Des femmes marchant devant des soldats français au coucher de soleil, le 22 décembre 2013, à Bangui.
© REUTERS/Andreea Campeanu

De nouveaux échanges de tirs ont éclaté, ce dimanche 22 décembre au matin, entre les forces étrangères, françaises et africaines, et d'ex-rebelles de la Seleka, à Bangui. Ces coups de feu ont été suivis par des manifestations hostiles aux opérations de désarmement menées par les forces françaises et la Misca (Mission internationale de soutien à la Centrafrique), dans un quartier tout proche de l'aéroport, le quartier Yangato. En début de soirée, plusieurs milliers de musulmans se sont réunis pour manifester contre l'opération française.

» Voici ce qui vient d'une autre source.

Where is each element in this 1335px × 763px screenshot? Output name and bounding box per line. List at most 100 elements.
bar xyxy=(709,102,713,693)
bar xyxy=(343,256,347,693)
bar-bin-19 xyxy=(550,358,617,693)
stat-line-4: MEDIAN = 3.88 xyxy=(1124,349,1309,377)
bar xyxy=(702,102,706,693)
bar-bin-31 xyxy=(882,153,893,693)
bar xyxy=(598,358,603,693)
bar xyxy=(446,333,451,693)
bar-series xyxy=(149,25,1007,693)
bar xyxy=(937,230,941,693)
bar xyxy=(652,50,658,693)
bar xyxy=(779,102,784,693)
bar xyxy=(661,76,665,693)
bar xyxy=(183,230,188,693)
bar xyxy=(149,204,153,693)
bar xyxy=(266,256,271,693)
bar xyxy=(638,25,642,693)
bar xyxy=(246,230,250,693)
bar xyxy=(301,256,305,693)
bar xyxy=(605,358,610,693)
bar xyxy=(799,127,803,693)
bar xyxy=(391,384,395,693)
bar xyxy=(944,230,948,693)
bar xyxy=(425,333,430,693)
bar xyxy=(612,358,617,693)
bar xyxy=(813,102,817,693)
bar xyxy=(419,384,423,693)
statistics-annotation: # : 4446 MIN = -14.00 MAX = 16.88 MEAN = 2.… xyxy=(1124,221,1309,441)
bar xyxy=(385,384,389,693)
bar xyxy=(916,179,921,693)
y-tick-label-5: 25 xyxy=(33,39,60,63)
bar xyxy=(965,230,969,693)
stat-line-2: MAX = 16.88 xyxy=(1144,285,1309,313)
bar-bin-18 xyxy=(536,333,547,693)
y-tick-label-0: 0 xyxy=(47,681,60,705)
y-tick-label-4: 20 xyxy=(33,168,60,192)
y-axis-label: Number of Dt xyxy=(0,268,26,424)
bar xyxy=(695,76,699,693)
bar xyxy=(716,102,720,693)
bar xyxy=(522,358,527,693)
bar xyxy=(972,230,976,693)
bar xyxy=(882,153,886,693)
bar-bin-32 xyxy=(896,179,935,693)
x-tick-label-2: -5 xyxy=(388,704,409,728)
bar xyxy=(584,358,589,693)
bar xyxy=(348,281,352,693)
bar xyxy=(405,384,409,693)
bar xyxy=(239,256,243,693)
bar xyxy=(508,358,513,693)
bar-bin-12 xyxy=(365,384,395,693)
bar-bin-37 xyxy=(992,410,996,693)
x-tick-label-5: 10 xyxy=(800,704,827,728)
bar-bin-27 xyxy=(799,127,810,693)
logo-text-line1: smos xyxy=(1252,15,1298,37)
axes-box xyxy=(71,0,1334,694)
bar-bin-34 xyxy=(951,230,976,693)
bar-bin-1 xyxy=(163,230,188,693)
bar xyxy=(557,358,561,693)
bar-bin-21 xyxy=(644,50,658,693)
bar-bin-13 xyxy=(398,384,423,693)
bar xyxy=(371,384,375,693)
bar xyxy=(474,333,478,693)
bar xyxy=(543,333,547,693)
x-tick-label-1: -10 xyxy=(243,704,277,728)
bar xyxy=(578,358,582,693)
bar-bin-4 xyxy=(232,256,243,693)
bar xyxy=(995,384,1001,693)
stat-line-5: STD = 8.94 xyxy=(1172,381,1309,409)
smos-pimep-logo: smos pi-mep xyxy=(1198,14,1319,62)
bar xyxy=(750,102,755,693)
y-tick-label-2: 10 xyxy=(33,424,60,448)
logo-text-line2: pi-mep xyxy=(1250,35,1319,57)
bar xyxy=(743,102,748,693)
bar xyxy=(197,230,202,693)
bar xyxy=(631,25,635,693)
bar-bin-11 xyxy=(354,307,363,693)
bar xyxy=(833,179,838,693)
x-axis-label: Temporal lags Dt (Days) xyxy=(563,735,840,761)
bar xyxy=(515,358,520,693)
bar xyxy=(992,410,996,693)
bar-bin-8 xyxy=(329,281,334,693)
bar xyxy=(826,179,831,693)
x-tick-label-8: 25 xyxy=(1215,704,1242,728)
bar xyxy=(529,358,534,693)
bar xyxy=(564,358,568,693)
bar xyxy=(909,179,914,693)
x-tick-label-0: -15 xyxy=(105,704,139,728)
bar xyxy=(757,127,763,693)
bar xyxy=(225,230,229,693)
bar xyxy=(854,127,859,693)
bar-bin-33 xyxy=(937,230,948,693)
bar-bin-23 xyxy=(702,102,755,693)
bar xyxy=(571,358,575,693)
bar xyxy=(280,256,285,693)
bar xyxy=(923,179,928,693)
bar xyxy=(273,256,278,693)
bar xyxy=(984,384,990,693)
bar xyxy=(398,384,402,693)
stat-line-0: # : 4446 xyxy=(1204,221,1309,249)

Difficile de savoir ce qui a mis le feu aux poudres. Les forces françaises Sangaris et la Misca patrouillaient dans le quartier Yangato à la recherche de fauteurs de troubles, comme cela se passe tous les jours à Bangui. Selon plusieurs sources, c'est une patrouille française qui aurait d'abord essuyé des tirs d'individus armés non identifiés. S'en sont suivis des échanges de tirs nourris.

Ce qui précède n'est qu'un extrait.